I'm not saying Chromebooks are bad, or even that you shouldn't buy one to run Ubuntu/etc (but use chrx, and be aware that the experience of installation is suboptimal, requiring BIOS patches and barely documented control key combinations at boot) - they can run more open distributions of GNU/Linux, and if you like the hardware, then go for it. But this "Crouton proves its awesome" stuff is overblown. Crouton is a smart, interesting, hack to workaround a problem, but it's probably not going to deliver what the average "I want to run Fedora/Ubuntu/Mint/Debian/CentOS" Slashdot GNU/Linux user wants.

Comment Re:Nope (Score 1) 59

I'm generally finding little difference in price between Chromebooks and low end Windows laptops - compare HP's "Stream" series, for example.
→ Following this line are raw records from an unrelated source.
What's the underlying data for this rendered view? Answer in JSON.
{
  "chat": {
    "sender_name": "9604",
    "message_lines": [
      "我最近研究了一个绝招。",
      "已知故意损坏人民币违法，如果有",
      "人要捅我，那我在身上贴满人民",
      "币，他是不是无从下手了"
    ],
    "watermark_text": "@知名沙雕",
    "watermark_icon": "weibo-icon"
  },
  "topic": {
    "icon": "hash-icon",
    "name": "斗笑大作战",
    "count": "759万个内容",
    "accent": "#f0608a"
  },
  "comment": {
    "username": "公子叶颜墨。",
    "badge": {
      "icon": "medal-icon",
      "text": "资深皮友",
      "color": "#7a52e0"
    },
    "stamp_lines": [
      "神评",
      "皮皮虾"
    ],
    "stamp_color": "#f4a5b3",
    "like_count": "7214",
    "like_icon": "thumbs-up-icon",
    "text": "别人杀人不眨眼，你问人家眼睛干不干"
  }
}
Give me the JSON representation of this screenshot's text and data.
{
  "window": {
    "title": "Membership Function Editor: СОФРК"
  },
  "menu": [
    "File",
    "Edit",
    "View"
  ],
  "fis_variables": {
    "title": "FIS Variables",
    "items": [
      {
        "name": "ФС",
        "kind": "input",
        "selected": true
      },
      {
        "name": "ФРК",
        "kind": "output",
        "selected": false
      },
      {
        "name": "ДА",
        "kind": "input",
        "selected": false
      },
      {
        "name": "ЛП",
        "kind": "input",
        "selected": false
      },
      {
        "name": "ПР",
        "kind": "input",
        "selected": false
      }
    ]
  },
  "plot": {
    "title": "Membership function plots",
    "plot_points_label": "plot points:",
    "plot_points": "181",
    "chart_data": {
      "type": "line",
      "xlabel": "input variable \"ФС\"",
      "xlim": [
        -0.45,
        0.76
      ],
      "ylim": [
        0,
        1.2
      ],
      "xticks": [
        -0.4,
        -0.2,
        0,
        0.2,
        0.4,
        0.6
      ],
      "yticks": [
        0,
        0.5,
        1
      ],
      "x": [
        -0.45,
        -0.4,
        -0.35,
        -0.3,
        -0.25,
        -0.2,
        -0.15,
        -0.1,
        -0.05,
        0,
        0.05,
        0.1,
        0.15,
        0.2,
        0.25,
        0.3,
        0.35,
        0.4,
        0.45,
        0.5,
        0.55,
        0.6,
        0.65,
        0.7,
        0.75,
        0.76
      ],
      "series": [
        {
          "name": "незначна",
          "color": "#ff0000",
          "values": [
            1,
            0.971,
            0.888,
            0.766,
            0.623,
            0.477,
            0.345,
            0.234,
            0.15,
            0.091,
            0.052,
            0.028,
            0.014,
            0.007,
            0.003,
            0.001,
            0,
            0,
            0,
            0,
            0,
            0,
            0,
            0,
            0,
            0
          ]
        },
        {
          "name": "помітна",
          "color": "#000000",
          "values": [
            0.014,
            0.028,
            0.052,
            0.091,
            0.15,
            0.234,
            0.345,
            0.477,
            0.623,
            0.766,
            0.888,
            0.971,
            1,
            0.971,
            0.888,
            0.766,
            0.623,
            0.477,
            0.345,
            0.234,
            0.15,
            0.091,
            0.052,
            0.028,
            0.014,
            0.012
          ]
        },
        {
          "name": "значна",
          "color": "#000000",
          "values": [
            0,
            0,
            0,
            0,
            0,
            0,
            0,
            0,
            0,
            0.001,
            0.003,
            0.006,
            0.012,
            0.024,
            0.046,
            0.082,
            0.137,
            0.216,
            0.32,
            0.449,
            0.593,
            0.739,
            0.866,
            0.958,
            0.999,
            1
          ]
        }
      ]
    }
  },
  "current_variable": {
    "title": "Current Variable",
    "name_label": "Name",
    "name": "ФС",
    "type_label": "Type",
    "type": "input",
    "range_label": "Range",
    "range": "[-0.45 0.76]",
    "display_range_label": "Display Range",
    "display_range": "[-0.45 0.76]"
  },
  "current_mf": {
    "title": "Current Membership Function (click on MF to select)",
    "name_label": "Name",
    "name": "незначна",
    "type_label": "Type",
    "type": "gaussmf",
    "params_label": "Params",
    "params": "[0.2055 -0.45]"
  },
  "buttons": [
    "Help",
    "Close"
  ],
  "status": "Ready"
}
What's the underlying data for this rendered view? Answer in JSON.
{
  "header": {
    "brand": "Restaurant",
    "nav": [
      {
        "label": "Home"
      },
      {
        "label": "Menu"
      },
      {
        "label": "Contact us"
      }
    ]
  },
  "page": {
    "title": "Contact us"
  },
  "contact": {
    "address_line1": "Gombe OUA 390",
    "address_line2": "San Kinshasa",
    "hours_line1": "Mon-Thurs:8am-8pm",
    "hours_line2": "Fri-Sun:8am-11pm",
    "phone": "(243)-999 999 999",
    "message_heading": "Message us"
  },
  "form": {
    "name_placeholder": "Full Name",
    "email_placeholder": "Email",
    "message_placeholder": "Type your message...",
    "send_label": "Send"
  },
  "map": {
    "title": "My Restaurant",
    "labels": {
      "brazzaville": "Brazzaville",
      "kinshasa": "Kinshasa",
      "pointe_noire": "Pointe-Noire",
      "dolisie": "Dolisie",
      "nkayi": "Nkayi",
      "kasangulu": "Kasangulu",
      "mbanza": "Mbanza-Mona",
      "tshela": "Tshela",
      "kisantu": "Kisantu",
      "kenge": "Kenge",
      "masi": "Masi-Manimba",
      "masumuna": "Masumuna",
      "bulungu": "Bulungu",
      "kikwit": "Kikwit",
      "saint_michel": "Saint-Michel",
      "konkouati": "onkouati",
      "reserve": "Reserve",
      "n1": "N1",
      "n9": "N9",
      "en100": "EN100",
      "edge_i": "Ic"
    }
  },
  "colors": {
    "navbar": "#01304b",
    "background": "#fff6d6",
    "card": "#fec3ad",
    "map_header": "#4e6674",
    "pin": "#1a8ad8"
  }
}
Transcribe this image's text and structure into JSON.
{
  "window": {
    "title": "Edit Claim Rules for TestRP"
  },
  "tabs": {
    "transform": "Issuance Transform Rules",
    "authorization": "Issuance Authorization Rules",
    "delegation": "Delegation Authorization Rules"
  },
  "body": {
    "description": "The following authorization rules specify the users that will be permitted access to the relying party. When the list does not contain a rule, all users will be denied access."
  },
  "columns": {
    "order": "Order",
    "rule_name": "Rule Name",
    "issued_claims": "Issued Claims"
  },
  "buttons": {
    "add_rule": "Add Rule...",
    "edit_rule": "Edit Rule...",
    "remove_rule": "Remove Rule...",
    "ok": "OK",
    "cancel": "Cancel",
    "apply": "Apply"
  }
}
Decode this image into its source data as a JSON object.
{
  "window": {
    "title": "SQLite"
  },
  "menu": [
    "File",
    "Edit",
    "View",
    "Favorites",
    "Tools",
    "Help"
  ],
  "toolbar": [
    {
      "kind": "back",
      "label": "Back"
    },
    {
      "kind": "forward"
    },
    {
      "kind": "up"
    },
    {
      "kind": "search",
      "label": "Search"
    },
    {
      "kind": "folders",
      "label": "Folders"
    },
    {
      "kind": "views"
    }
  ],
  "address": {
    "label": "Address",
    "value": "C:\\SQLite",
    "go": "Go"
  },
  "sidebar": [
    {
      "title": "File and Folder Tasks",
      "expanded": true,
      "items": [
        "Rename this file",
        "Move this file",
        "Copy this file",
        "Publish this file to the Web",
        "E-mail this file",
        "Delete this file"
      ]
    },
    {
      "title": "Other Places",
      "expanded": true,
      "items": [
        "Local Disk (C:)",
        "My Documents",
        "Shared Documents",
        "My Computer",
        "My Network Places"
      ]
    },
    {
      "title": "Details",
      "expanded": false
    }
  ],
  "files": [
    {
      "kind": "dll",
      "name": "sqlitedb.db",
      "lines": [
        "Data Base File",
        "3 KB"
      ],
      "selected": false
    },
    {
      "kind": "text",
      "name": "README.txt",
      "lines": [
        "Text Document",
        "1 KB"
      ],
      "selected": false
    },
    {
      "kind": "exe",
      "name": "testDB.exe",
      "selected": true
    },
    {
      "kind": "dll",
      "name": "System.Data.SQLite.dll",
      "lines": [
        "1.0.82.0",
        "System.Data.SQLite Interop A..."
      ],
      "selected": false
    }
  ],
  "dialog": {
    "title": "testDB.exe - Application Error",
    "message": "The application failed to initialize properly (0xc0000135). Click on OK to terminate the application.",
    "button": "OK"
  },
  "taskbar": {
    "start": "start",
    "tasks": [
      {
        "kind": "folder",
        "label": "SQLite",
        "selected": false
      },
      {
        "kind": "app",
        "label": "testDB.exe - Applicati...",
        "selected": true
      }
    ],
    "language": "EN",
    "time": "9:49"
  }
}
It's also a lot simpler to install Ubuntu et al on a cheap laptop built for Windows than on a Chromebook. I've done the latter, and it's an, uh, interesting experience. Having to patch the BIOS was my favorite part I think. Also awesome was the fact it forgets there's a partition with a non-ChromeOS operating system on it if the battery runs out, so you have to boot into ChromeOS and set a flag to remind it its there.

Comment Re:DMCA is a federal law (Score 1) 188

There were a few skirmishes, sure. But notice how the feds didn't go on a crazy all out assault in spite of the location of each and every dispensary being well known and there being thousands of them.

Instead, they picked on a few where they had some shred of evidence (often bogus, but still) that the state law wasn't being strictly followed.

In return, they lost support of state law enforcement and their costs shot up.

Comment Re:What's the point of Western Union? (Score 1) 103

Bank transfers have a few issues.

1. While in-country transfers are usually free or cheap and easy to perform international transfers are often expensive and awkward.
2. At least the US and the UK have direct debit systems which work based on bank account numbers and have little security. This makes people reluctant to give out their bank account numbers.
3. Poor people often don't have bank accounts. This goes double for poor people living in poor countries or poor people living as illegal immigrants in rich countries.
4. Bank transfers can be slow. This is especially true for international transfers.